The FDA Social Media Guidances May Not Change Anything: Senak Explains | Pharmaguy's Insights Into Drug Industry News |
After a five-year wait, the FDA this week released guidelines for how drug and device makers should deal with social media. One provides a blueprint for correcting misinformation on websites run by others, while the second guidance discusses the use of Twitter. We spoke with Mark Senak, a senior vice president and partner at the FleishmanHillard public relations firm that works closely with drug makers and who also writes the Eye On FDA blog, about what the guidances may – or may not - change.

Pharmalot: And what about the other guidance, which refers to using Twitter?

Senak: Using Twitter for specific product communications prior to the guidance was problematic because there were so many unknowns. But now it’s problematic because of what we know.

Pharmalot: What do you mean?

Senak: In general, the manufacturer must present risk information in the same venue as any discussion of a product. In characters placed in a limited venue, people didn’t know how to cram all of that into 140 characters, particularly after the banishment of a one-click rule in 2009, [my emphasis] when you couldn’t use a link to take you elsewhere to read the info.

So people avoided Twitter, because it wasn’t known how to satisfy requirements. Looking at the guidance and the example of how to develop a Tweet, it’s still so constricted that I think product-specific communication by Twitter is still problematic. Again, I think it’s a situation where not much has changed.

Pharma Guy's insight:

I take issue with Senak's statement that the "one-click rule" was "banished" by the FDA in 2009. He's referring to the famous 14 letters FDA sent to major drug companies on April 2, 2009 (read "Ramifications of FDA Regulatory Actions").

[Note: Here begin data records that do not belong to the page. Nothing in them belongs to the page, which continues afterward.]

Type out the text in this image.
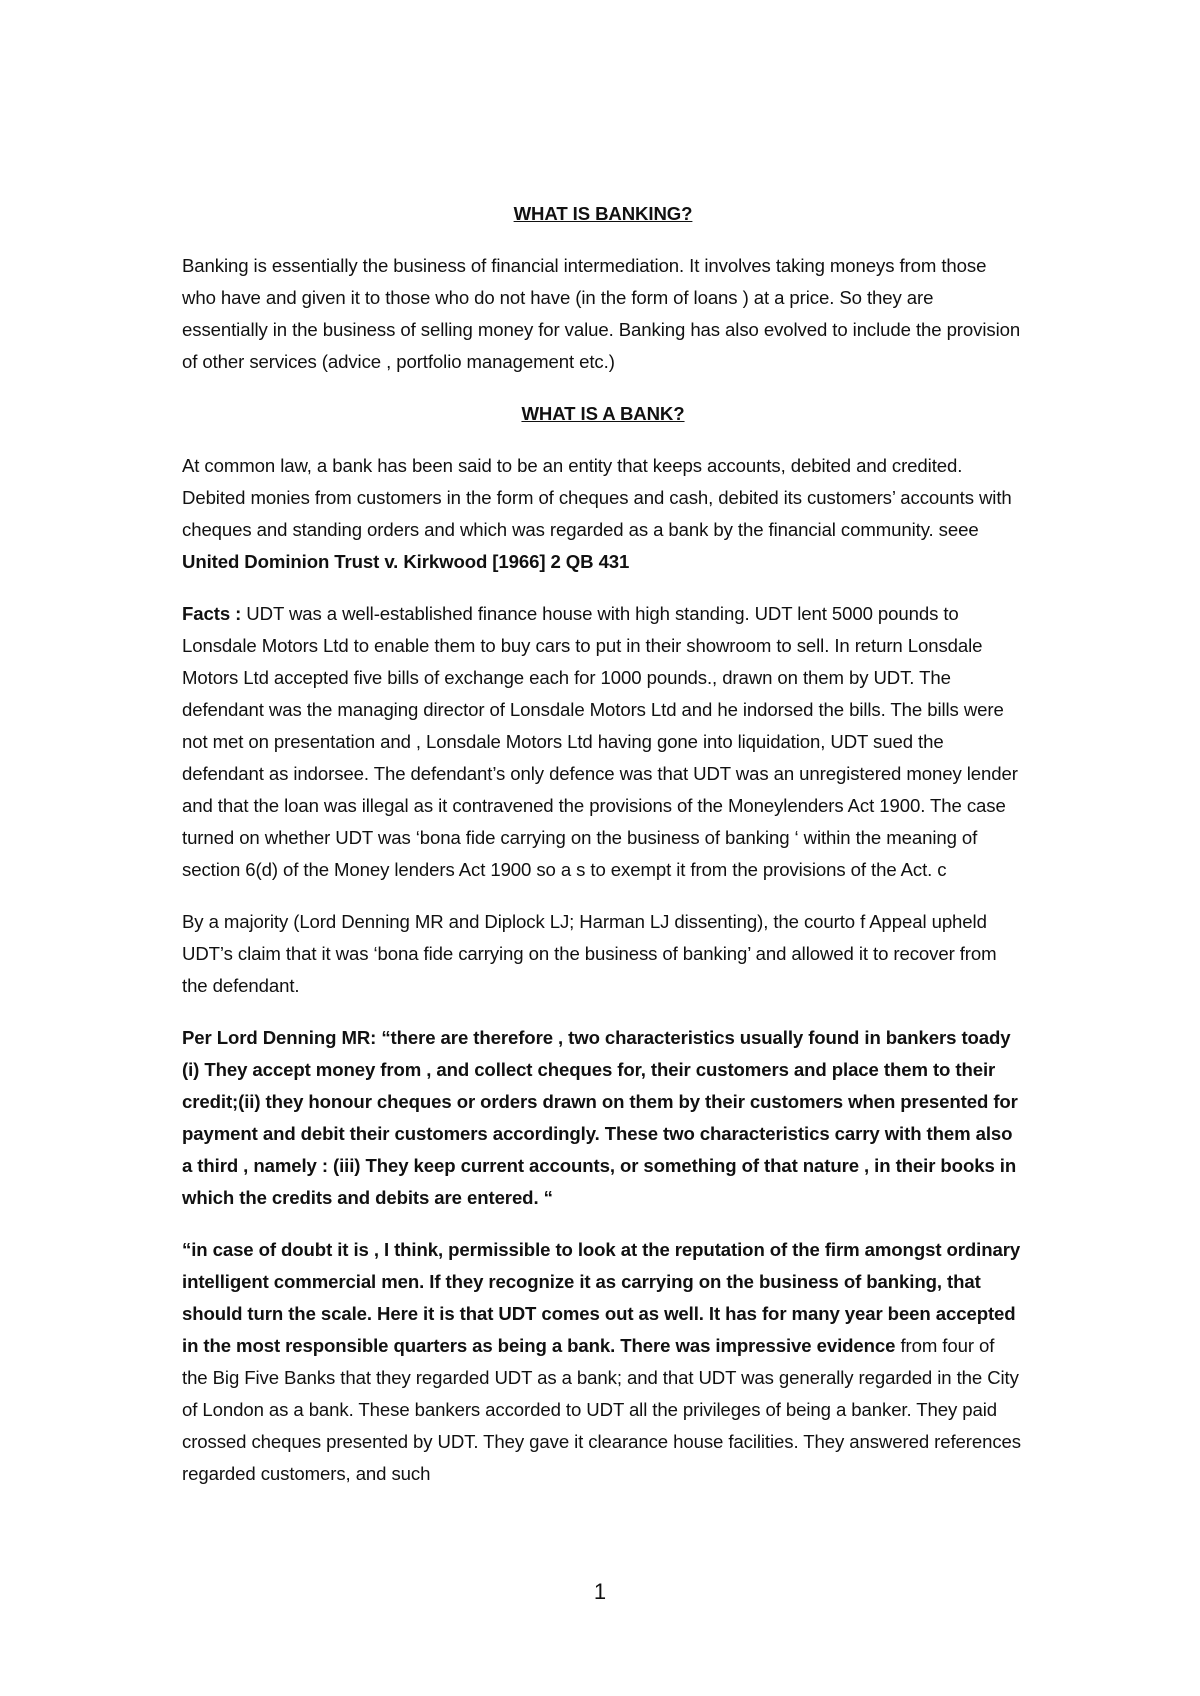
WHAT IS BANKING?

Banking is essentially the business of financial intermediation. It involves taking moneys from those who have and given it to those who do not have (in the form of loans ) at a price. So they are essentially in the business of selling money for value. Banking has also evolved to include the provision of other services (advice , portfolio management etc.)

WHAT IS A BANK?

At common law, a bank has been said to be an entity that keeps accounts, debited and credited. Debited monies from customers in the form of cheques and cash, debited its customers’ accounts with cheques and standing orders and which was regarded as a bank by the financial community. seee United Dominion Trust v. Kirkwood [1966] 2 QB 431

Facts : UDT was a well-established finance house with high standing. UDT lent 5000 pounds to Lonsdale Motors Ltd to enable them to buy cars to put in their showroom to sell. In return Lonsdale Motors Ltd accepted five bills of exchange each for 1000 pounds., drawn on them by UDT. The defendant was the managing director of Lonsdale Motors Ltd and he indorsed the bills. The bills were not met on presentation and , Lonsdale Motors Ltd having gone into liquidation, UDT sued the defendant as indorsee. The defendant’s only defence was that UDT was an unregistered money lender and that the loan was illegal as it contravened the provisions of the Moneylenders Act 1900. The case turned on whether UDT was ‘bona fide carrying on the business of banking ‘ within the meaning of section 6(d) of the Money lenders Act 1900 so a s to exempt it from the provisions of the Act. c

By a majority (Lord Denning MR and Diplock LJ; Harman LJ dissenting), the courto f Appeal upheld UDT’s claim that it was ‘bona fide carrying on the business of banking’ and allowed it to recover from the defendant.

Per Lord Denning MR: “there are therefore , two characteristics usually found in bankers toady (i) They accept money from , and collect cheques for, their customers and place them to their credit;(ii) they honour cheques or orders drawn on them by their customers when presented for payment and debit their customers accordingly. These two characteristics carry with them also a third , namely : (iii) They keep current accounts, or something of that nature , in their books in which the credits and debits are entered. “

“in case of doubt it is , I think, permissible to look at the reputation of the firm amongst ordinary intelligent commercial men. If they recognize it as carrying on the business of banking, that should turn the scale. Here it is that UDT comes out as well. It has for many year been accepted in the most responsible quarters as being a bank. There was impressive evidence from four of the Big Five Banks that they regarded UDT as a bank; and that UDT was generally regarded in the City of London as a bank. These bankers accorded to UDT all the privileges of being a banker. They paid crossed cheques presented by UDT. They gave it clearance house facilities. They answered references regarded customers, and such

1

Here's what I wrote in November 2007 - nearly one and one-half years prior to when Senak says FDA "banished" the one-click rule (read: The "One-Click Rule": Rant or No Rant?):

The "one-click rule" is no rule at all and is merely a platitude online pharmaceutical marketers spout to trick us into believing that they obey "rules." Since I spend a lot of time documenting how pharma marketers violate this "rule" repeatedly, I thought I would write a comment to the authors of a document that advised pharma about the "rule." Here it is. You decide if it is a "rant" or not.

In the paper, the authors make frequent reference to the so-called "one-click rule" regarding access to fair balance information on the Internet.

If you search Google on "one-click rule FDA" you won't find any references to this rule that the FDA has made, but you will find my post "Girl from Google." (posted in November 2005).

That's because, in that post, I discuss how the so-called "one-click rule" was used to justify Google Adwords (aka, "BAdwords") that violate FDA guidelines -- these ads mention the brand name and indication, but do NOT include any fair balance as is required by FDA. (NOTE: THE FDA'S 14 LETTERS PRECISELY TARGETED THESE KINDS OF ADS IN APRIL, 2009, MORE THAN 2 YEARS AFTER I POINTED OUT THAT THESE ADS VIOLATED FDA REGULATIONS!).

One person from a pharmaceutical company, perhaps playing the devil's advocate, contended that these "BAdword" ads may pass muster with the FDA because the package insert or brief summary is "one or two clicks away." His argument was that without specific guidance from the FDA, no one knows what is correct in this case.

It is a shame that the FDA does not have any guidance for the industry as far as Internet advertising is concerned. This means that marketers can use lack of guidance as a defense for sneaking in ads that push the envelope. What are the chances that the FDA would ever notice (BUT THEY DID!). These ads are fleeting, here today, gone tomorrow!